My first impression of Brent Landau’s Revelation of the Magi was incredulity. The subtitle, “The Lost Tale of the Wise Men’s Journey to Bethlehem,” caused me to wonder about the book’s legitimacy. My curiosity was piqued when I saw the HarperOne imprint (a top-shelf publisher of popular, accessible religious titles); accolades on the back cover from major scholars such as John Dominic Crossan, Marvin Meyer, and Karen King; and the biographical citation that the author completed his doctoral work at Harvard.

As I began reading, I discovered that the subtitle’s claim of “lost” is a mild exaggeration. An eighth-century copy of the manuscript was stored for centuries in an Egyptian monastery before being transferred in the 1700s to the Vatican Library. A few scholars have written about this manuscript previously, but Landau’s book is the first English translation, giving hope to upcoming graduate students that you never know when you may stumble upon “treasure hidden in a field.”

Landau dates the original text of the “Revelation of the Magi” to the “late second or early third century.” So, although the book has little to contribute to any “Quest for the Historical Magi,” there is — as with texts like the second-century “Gospel of Judas” — insight to be gained about the early Christian communities that produced this work.

As someone invested in the Christian contemplative tradition, I was fascinated from the very first chapter in which the claim is made that the kings “were called Magi in the language of that land because in silence, without a sound, they glorified and they prayed.” Thus, irrespective of whether the historical Magi were contemplatives, we nevertheless have a strong early reference to a Christian community writing about the practice of silent prayer.

I was similarly fascinated by the theme that the “Wise Men” became “wise” due to “foreknowledge of the future” being passed down from Adam through his decedents, all the way until the magi.

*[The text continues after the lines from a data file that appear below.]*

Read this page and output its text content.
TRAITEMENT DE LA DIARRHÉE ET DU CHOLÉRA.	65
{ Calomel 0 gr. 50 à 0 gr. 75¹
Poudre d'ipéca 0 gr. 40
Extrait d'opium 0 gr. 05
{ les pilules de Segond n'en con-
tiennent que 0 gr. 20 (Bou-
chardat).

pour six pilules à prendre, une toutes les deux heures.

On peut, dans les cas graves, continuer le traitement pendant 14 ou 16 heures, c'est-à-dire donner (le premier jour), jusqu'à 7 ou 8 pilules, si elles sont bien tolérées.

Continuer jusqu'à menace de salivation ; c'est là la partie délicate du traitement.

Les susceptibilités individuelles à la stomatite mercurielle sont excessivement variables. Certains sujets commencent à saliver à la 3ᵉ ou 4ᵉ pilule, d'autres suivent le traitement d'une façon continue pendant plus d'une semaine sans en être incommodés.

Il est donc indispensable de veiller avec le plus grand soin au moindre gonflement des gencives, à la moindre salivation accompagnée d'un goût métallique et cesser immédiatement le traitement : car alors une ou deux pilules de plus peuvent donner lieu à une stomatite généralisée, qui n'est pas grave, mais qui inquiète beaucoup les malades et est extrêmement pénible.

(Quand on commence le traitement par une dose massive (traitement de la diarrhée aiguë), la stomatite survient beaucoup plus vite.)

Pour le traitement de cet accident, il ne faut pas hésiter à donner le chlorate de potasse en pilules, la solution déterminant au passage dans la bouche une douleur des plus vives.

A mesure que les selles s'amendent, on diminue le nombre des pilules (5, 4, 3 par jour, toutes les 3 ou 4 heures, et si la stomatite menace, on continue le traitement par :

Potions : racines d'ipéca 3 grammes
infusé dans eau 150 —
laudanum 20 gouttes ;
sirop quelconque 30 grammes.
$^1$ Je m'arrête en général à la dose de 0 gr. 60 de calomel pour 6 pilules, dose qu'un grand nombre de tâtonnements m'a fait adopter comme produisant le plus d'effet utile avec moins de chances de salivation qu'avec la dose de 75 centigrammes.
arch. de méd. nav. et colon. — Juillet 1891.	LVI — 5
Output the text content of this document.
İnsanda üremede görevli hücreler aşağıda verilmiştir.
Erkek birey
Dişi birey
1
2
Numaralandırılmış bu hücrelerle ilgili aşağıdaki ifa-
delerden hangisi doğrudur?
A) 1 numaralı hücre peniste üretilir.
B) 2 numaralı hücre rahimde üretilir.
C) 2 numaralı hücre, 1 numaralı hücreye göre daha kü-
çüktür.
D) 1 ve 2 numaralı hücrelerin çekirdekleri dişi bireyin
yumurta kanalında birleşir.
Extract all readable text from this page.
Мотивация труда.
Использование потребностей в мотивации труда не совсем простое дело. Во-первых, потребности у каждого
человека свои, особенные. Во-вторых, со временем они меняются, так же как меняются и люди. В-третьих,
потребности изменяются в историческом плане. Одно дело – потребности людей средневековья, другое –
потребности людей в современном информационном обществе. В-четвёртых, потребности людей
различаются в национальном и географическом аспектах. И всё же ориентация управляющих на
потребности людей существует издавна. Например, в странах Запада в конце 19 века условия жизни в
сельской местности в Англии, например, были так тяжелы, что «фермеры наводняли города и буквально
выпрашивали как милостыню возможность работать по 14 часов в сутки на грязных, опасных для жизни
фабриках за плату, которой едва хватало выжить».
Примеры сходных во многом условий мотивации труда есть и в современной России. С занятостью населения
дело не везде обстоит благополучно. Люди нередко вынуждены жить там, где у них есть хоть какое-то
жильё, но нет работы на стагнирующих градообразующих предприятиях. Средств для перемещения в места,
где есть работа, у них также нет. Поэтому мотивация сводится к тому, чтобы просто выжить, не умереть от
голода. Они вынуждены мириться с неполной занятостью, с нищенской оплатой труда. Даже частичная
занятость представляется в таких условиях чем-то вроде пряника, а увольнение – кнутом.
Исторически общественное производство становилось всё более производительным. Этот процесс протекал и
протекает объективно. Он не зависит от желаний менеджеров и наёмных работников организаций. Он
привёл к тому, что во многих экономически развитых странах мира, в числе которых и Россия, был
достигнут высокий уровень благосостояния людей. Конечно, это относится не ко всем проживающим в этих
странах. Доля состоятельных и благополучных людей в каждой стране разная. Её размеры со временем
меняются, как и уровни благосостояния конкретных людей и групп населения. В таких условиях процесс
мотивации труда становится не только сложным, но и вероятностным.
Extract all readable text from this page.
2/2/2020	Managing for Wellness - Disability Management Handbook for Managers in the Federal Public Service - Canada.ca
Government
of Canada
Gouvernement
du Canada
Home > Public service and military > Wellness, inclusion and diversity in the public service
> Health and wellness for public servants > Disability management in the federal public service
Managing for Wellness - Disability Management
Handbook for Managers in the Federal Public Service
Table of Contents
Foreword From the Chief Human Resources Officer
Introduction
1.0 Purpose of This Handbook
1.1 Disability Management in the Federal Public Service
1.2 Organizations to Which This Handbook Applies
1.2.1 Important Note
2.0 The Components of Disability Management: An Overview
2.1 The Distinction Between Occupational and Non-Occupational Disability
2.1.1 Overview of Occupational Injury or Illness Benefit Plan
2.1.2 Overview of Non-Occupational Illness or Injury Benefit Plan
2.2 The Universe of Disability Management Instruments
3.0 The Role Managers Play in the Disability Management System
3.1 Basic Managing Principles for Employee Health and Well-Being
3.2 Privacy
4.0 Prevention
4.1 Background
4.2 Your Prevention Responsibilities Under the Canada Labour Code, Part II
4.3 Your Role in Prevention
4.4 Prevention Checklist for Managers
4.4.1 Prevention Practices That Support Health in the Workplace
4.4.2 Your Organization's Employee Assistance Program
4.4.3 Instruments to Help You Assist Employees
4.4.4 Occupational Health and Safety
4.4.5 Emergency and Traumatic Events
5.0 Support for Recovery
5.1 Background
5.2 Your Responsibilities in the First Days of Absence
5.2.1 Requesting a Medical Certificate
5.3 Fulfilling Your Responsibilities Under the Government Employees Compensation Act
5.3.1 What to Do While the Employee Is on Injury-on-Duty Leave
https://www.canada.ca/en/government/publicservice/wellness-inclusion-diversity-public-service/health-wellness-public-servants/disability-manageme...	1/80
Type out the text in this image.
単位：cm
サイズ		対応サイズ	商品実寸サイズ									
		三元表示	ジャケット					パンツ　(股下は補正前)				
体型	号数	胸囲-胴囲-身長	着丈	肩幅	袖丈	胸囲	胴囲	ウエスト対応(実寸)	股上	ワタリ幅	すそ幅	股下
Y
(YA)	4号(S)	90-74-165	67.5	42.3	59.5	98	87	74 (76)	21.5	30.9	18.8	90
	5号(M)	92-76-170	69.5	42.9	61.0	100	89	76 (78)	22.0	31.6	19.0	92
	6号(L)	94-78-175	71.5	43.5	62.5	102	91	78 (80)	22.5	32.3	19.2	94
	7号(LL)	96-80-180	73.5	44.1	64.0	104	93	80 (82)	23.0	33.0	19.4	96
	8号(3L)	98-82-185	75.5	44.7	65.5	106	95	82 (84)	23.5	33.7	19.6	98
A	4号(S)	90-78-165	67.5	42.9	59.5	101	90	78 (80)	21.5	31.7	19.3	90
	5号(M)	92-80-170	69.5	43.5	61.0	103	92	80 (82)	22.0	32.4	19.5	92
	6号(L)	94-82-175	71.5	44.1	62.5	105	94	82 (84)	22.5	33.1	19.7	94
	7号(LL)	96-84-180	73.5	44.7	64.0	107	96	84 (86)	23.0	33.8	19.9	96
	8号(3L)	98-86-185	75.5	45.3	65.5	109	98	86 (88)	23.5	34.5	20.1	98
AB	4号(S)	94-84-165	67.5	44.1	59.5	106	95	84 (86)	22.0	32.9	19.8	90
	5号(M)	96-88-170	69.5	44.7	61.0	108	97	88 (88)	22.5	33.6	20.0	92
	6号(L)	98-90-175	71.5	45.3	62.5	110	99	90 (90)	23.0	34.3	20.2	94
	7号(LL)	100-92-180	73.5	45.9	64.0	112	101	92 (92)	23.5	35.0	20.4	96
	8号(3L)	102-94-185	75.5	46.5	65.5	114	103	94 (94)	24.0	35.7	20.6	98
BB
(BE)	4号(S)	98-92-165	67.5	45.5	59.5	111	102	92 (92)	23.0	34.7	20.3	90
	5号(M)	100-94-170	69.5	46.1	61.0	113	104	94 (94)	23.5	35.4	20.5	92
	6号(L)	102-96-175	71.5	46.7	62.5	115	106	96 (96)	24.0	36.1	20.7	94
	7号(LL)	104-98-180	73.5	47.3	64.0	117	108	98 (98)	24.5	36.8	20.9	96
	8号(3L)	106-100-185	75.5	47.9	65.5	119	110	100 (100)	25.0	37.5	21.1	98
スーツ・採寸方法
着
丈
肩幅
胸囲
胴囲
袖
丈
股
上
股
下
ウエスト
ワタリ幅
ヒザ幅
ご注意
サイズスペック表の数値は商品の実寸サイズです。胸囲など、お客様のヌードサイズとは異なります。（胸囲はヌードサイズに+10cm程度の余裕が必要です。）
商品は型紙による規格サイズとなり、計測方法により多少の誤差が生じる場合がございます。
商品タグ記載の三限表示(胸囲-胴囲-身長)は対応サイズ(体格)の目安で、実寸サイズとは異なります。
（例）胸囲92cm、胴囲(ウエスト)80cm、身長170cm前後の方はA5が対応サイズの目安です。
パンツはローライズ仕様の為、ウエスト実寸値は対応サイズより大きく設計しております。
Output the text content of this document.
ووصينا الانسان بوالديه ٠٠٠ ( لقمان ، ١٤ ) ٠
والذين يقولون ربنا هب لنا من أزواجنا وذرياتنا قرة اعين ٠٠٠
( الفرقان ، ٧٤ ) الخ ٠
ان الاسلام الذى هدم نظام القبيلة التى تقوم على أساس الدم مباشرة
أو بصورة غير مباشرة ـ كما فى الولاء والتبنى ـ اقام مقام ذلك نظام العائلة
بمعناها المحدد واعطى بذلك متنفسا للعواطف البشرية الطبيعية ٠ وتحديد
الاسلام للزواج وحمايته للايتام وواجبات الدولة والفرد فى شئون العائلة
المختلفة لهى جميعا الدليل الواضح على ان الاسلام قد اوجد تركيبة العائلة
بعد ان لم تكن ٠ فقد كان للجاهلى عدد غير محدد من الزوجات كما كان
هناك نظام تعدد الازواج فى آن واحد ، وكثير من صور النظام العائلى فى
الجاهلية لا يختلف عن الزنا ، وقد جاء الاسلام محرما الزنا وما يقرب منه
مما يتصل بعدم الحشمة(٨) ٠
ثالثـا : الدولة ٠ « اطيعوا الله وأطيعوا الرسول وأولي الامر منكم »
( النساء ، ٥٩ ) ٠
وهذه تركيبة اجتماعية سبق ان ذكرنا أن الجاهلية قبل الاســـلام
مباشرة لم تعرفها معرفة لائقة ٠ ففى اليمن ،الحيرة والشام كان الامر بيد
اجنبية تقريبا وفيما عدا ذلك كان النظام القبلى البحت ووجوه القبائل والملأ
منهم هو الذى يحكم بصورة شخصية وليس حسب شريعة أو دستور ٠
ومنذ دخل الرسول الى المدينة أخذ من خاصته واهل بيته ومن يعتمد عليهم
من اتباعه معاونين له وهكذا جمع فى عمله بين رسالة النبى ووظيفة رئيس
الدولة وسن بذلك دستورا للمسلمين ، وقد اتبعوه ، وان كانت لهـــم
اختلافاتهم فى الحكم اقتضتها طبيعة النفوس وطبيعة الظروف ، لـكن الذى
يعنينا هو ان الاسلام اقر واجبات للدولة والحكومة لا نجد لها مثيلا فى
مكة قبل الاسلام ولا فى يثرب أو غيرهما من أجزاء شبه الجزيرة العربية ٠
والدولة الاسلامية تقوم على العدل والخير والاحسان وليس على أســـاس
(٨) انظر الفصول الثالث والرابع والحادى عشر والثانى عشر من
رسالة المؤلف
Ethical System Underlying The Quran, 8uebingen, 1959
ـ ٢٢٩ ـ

The alleged source of this knowledge derives from Adam’s eating of the fruit of the Tree of Knowledge. If this were the case, perhaps a long overdue “thank you” to Eve would be in order for passing the wisdom-bearing fruit to Adam!

As for whether I would commend this book to others, my opinion is undoubtably biased since I am someone who rushed to the bookstore a few years ago to buy a copy of “The Gospel of Judas” the first day it was released. I had no illusions that I would gain any insights into the “historical Judas.” However, as with “The Revelation of the Magi,” there is, again, insight to be gained into the diversity of early Christianity. So if you are looking for a present for the religion nerd in your life, the edition of the book is lovely, including eight full-page illustrations, albeit in black and white.

In closing, I have been asked to pose a question to the author. My question is: “If you were asked to preach on a text from “The Revelation of the Magi” in an open-minded, progressive Christian congregation on Epiphany Sunday 2011, what text(s) would you chose and what are some highlights of the sermon you would preach?”